Still not sure? Answer these questions:

  1. Budget: Can you spend $50+ per user per month? → Yes: W&B, No: MLflow
  2. Privacy: Must data stay on-prem? → Yes: MLflow/Sacred/ClearML, No: Any cloud option
  3. Team size: Solo or team? → Solo: W&B free/TensorBoard, Team: W&B/MLflow/Neptune
  4. Tech skills: Comfortable with DevOps? → Yes: MLflow/Sacred, No: W&B/Neptune
  5. Primary concern: UI beauty or functionality? → Beauty: W&B, Function: MLflow

Wrapping Up

After three years and way too much money spent on subscriptions, here’s what I know: there’s no “best” experiment tracking tool. There’s the best tool for your situation.

Weights & Biases is gorgeous and powerful — if you can afford it. MLflow is bulletproof and free — if you can manage it. Sacred is perfect for reproducibility — if you don’t need collaboration. TensorBoard works great — if your needs are simple.
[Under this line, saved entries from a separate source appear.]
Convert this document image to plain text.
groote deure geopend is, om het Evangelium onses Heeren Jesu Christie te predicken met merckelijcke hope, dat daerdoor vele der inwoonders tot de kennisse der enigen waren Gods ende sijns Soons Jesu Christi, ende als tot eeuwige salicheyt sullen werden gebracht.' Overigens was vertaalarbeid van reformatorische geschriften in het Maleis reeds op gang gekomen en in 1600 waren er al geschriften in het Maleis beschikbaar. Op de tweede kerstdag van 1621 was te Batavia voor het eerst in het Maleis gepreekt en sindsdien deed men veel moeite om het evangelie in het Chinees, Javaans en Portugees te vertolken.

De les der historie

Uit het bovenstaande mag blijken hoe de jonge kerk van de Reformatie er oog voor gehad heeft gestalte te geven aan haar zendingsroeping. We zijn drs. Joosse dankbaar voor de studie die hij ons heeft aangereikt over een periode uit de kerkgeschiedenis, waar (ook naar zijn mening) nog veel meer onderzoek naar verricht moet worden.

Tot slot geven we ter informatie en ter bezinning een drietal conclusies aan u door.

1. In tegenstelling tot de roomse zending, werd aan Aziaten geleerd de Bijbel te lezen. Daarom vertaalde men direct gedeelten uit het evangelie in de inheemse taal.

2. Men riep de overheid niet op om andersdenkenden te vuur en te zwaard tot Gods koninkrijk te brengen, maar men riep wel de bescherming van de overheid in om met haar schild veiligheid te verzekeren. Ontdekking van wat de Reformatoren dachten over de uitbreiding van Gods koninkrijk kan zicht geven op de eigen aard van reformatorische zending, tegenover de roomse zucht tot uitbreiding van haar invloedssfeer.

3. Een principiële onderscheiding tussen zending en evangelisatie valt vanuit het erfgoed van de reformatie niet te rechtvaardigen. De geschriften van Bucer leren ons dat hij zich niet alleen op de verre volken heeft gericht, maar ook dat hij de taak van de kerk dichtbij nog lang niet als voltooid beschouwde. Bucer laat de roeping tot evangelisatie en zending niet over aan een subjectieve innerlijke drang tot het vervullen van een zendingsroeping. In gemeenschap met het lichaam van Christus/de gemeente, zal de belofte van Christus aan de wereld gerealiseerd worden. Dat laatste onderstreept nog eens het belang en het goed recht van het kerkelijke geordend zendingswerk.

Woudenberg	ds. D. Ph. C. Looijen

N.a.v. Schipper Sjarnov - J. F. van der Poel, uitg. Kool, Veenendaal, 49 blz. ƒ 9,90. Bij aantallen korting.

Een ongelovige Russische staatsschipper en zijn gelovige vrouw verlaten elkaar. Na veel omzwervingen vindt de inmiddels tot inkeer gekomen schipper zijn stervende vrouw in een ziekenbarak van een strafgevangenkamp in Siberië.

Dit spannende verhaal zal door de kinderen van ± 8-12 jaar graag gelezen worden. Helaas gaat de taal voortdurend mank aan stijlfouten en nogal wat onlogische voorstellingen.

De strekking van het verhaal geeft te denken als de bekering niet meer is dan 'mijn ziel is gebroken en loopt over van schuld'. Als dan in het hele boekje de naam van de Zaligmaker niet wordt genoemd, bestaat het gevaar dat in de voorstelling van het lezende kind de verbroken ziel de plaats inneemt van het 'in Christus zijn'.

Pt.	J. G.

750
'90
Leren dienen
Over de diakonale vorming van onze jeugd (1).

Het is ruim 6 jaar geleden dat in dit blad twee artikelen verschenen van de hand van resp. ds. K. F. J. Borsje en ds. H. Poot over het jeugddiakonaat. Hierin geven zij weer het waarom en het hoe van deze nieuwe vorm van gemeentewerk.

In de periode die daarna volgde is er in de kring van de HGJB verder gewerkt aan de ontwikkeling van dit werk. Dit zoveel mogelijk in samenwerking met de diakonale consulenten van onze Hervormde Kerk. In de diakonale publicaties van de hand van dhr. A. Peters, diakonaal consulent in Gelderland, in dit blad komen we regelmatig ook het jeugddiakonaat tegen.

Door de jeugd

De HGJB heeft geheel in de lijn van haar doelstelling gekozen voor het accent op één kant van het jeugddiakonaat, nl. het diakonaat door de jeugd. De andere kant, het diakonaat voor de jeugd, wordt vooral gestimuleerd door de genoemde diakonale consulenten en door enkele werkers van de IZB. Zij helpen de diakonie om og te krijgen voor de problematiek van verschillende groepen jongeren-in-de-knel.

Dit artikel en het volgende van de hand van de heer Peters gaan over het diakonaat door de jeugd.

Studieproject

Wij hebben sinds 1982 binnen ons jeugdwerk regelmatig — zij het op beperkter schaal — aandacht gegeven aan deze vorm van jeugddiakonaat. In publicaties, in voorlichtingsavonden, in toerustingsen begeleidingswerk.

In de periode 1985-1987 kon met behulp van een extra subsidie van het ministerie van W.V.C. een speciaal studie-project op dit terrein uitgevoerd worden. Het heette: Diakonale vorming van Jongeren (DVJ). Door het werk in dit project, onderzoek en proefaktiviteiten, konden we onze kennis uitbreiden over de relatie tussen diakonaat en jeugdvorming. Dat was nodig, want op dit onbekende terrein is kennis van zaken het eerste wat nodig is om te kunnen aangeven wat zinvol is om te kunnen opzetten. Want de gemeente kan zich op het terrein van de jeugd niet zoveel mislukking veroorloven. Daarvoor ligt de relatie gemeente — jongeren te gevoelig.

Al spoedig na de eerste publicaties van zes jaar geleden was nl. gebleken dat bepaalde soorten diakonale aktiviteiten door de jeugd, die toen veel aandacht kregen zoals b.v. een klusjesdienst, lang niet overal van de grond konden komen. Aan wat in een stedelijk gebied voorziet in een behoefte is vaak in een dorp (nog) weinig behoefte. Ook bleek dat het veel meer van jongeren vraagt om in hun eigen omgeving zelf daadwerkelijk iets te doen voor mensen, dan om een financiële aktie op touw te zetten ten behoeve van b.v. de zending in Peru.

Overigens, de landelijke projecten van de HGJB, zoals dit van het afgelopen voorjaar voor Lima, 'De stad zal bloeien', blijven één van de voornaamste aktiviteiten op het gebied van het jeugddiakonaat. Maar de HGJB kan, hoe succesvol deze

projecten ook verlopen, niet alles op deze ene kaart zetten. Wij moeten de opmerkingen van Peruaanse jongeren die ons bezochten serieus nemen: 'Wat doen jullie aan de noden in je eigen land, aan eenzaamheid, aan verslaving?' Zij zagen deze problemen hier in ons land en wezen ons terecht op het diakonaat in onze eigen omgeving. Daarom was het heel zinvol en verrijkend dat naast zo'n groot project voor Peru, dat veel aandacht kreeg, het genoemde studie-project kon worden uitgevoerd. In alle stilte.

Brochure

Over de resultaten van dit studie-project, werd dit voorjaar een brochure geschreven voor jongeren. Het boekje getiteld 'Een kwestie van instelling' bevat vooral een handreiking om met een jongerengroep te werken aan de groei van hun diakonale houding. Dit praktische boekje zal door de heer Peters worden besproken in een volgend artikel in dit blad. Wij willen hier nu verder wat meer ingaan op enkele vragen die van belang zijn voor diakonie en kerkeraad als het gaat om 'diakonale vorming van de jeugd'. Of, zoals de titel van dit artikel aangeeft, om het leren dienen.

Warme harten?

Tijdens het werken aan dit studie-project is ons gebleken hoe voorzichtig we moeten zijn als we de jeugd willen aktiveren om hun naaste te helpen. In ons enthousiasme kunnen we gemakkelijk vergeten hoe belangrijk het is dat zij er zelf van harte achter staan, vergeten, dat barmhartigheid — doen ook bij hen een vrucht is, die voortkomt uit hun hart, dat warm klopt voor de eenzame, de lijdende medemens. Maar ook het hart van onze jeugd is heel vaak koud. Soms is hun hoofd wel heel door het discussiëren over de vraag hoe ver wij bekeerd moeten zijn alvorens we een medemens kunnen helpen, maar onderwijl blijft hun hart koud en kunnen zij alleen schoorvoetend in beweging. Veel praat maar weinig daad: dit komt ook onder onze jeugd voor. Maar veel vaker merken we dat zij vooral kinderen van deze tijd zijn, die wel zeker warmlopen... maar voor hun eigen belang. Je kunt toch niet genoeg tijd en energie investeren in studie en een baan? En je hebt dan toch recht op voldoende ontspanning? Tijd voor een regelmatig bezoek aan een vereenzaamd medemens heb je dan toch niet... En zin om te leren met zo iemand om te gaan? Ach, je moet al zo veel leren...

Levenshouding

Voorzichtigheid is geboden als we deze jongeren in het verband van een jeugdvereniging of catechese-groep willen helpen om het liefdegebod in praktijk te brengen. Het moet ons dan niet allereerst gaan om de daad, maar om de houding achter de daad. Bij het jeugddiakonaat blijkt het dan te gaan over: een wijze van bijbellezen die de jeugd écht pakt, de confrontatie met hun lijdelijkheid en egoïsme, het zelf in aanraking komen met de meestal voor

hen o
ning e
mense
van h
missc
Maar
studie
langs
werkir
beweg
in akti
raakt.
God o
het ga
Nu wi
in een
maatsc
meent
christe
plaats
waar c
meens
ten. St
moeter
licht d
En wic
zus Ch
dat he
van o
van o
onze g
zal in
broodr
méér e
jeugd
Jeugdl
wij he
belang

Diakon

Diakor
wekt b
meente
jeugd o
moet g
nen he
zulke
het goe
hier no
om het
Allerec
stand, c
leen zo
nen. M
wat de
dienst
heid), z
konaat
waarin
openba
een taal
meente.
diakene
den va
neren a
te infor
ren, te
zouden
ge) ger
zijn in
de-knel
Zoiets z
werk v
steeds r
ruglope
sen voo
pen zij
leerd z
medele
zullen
The Excel spreadsheet my teammate was using? We moved him to W&B and his productivity skyrocketed. But another client with strict compliance requirements? MLflow was the only option, and it worked perfectly.

Pick based on your constraints, not hype. Every tool on this list will track your experiments. The question is which one fits your budget, your team, and your workflow. Answer that honestly, and you’ll be fine.

Now stop researching tools and go train some models. Your experiments aren’t tracking themselves (yet).